Die Konkurrenz reagierte schnell. Der amerikanische Waschmittelproduzent Procter & Gamble lancierte eine Werbekampagne mit Photos von zerfetzten Kleidungsstücken, die angeblich durch die neuen Waschmittel ruiniert worden waren (Bild auf Seite 35). Als wissenschaftlichen Beweis präsentierte er die Ergebnisse von Tests, die verschiedene europäische Institute in seinem Auftrag durchgeführt hatten; danach hatten sich nach 50-maligem Waschen einige Kleidungsstücke weitgehend aufgelöst.
Als daraufhin der Markt für Omo Power in den Niederlanden zusammenbrach, startete Unilever schleunigst eine Gegenkampagne, in der die Firma extreme Bedingungen bei der Anwendung ihres Produktes für die Schäden an den Textilien verantwortlich machte; bei entsprechender Kombination von Stoffarten und Flecken ließen sich mit jedem beliebigen Waschmittel Löcher erzeugen. Zugleich aber wurde der Gehalt von Omo Power an bleichaktiven Substanzen reduziert und dies abwiegelnd als "normale Feinabstimmung" bei der Einführung eines neuen Produkts bezeichnet. Zudem gab Unilover eigene Untersuchungen in Auftrag, bei denen nach 15- bis 25-maligem Waschen keine sichtbaren Zerstörungen durch das modifizierte Waschmittel festgestellt werden konnten.

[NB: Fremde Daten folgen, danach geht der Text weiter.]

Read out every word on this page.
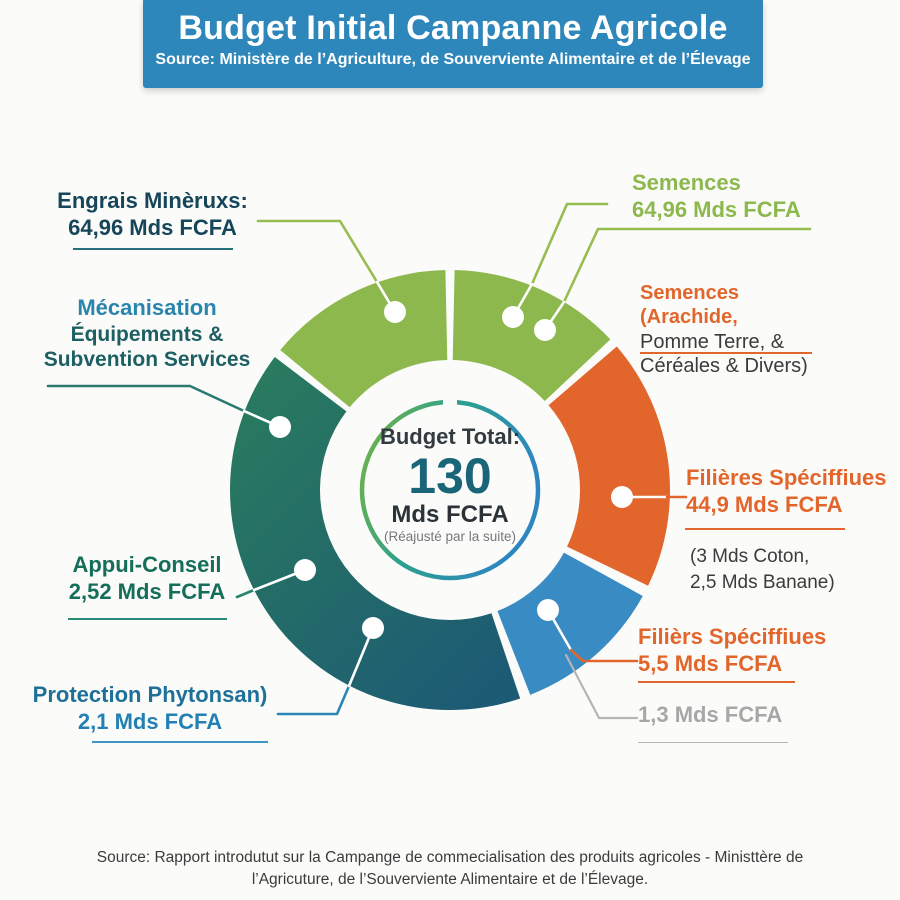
Budget Initial Campanne Agricole
Source: Ministère de l’Agriculture, de Souverviente Alimentaire et de l’Élevage
Engrais Minèruxs:
64,96 Mds FCFA
Mécanisation
Équipements &
Subvention Services
Appui-Conseil
2,52 Mds FCFA
Protection Phytonsan)
2,1 Mds FCFA
Semences
64,96 Mds FCFA
Semences (Arachide,
Pomme Terre, &
Céréales & Divers)
Filières Spéciffiues
44,9 Mds FCFA
(3 Mds Coton,
2,5 Mds Banane)
Filièrs Spéciffiues
5,5 Mds FCFA
1,3 Mds FCFA
Budget Total:
130
Mds FCFA
(Réajusté par la suite)
Source: Rapport introdutut sur la Campange de commecialisation des produits agricoles - Ministtère de
l’Agricuture, de l’Souverviente Alimentaire et de l’Élevage.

Inzwischen haben Mitarbeiter von Unilever in einer Fachveröffentlichung auch aufgedeckt, welche Katalysatoren hinter dem bei niedriger Temperatur aktiven Bleichmittel stecken ("Nature", Band 369, Seite 637). Demnach handelt es sich um Mangankomplexe mit Abkömmlingen von heterozyklischen Stickstoff-triaza-cyclo-nonan-Verbindungen als Liganden. Obwohl noch unbekannt ist, wie sie wirken, besteht wohl kein Zweifel, daß sie die Aktivität von Wasserstoffperoxid steigern. Teeflecken etwa werden bis zu dreimal besser entfernt als mit herkömmlichen Mixturen, die derzeit in Deutschland als Waschmittel zu haben sind.
Unklar ist allerdings auch noch, wo das Mangan aus dem Waschmittel endet. Auf dem Stoff bleibt es nicht hängen; denn sonst befände sich dort anstelle des Teerests am Ende vermutlich ein Braunstein-Fleck. Möglicherweise wird es von dem Zeolith gebunden, der dem Waschmittel als Weichmacher zum Eliminieren von Calcium-Ionen beigesetzt ist. In diesem Falle würde es in den Niederschlag im Abwasser wandern. Die Firma zumindest versicherte in einer Presseerklärung lakonisch, daß das Mangan "nicht in einer Form in die Umwelt abgegeben wird, die schädlich sein könnte".